In health care, bigger often far from better

Indiana’s private practitioners, family doctors among them, need your help — a Code Red, if you will. Specifically, they need you to understand the economic pressures changing how your medical care is provided — and not just those changes associated with the Patient Protection and Affordable Care Act.

The Wall Street Journal, for instance, warned this month that the pieces of legislation, both Republican and Democrat, heading for approval this next Congress all favor the consolidation of doctors into salaried roles inside hospitals “in effect ending independent medical practices.”

The New York Times told us recently that the main reason for high hospital costs in the United States is fiscal, not medical: “Hospitals are the most powerful players in a health care system that has little or no price regulation in the private market,” the newspaper warned.

And last month an article in an Indianapolis newspaper related how in Indianapolis an MRI on the lower back can range from $300 to $5,000. Again, the fault seems to be a system in which pricing is detached from either cost or profit.

So, what can we do in Indiana?

“The first thing is to realize that in hospitals, bigger is not necessarily better,” advises The Indiana Policy Review, “and that can be true in all aspects, including quality of care, cost transparency and the professional character of the attending physician.”

There may not be anything explicit in Obamacare that says hospitals should buy physician practices, but because it encourages bundled payments for a patient’s care, which a hospital then distributes to the doctor and others, it encourages hospital ownership of doctors offices.

A Fort Wayne surgeon set this gloomy scene for the Indiana Policy Review:

“The physician’s highest priority will become the whims and wishes of the hospital system, not the needs and desires of the patient. But if the hospital does not prioritize the patients’ needs first — and it won’t be able to do so because of bureaucratic red tape and regulations — then the doctor will be forced to render limited substandard care because the ‘system’ demands it or because the doctor will lose their job for going against the system.”

To summarize, Hoosiers have reason to ask lawmakers to take a few steps back from the regulations and systems that short-circuit the humane motivations that have created our world-class pool of independent private physicians.

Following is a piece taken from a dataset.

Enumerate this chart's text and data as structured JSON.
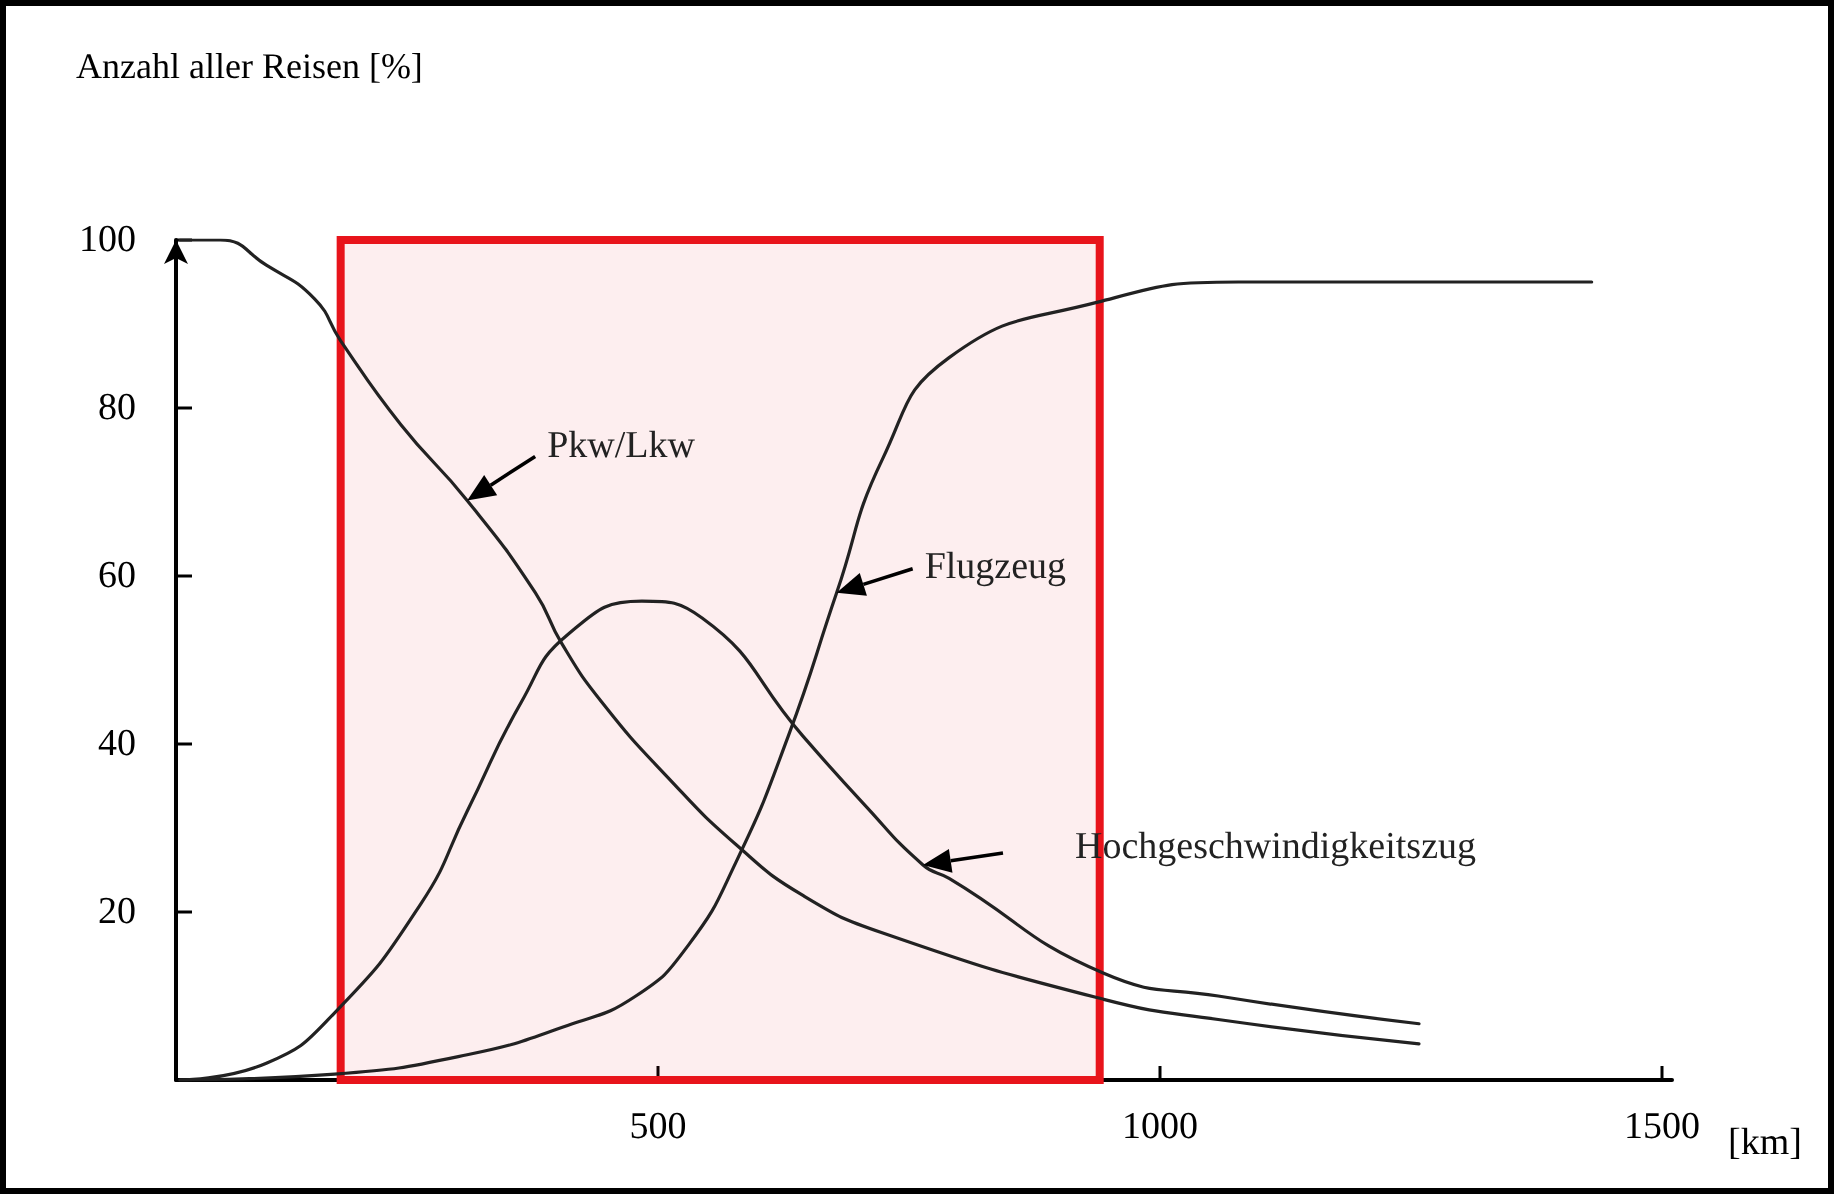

In general, press your congressional delegation to remove the pervasive biases in Obamacare that favor hospital ownership of medical practices. Those provisions that create incentives for the coordinated delivery of medical care (those payment bundles) depend on hospitals employing doctors.

Lobby to remove IT infrastructure requirements. These cost millions of dollars and force doctors away from individual practices and into hospitals, which can afford to absorb the costs.

Similarly, the cost of the required electronic medical record (EMR) is exorbitant. And starting Jan. 1 if a private practice doesn’t have a “government-approved” EMR, it is penalized 1 percent of annual Medicare reimbursements. In 2016 that increases to 3 percent and in 2017 to 5 percent a year in perpetuity.

Indiana legislators could relax restrictions on hospital construction — restrictions now weighted in favor of the politically powerful general hospitals and against the small specialty hospitals and ambulatory surgery centers.

Hospitals could be asked to give patients a firm price in advance of a procedure or operation.

Indiana doesn’t have to wait for Washington to save its private physicians. All it will take is your understanding of the issues involved, plus some legislative will.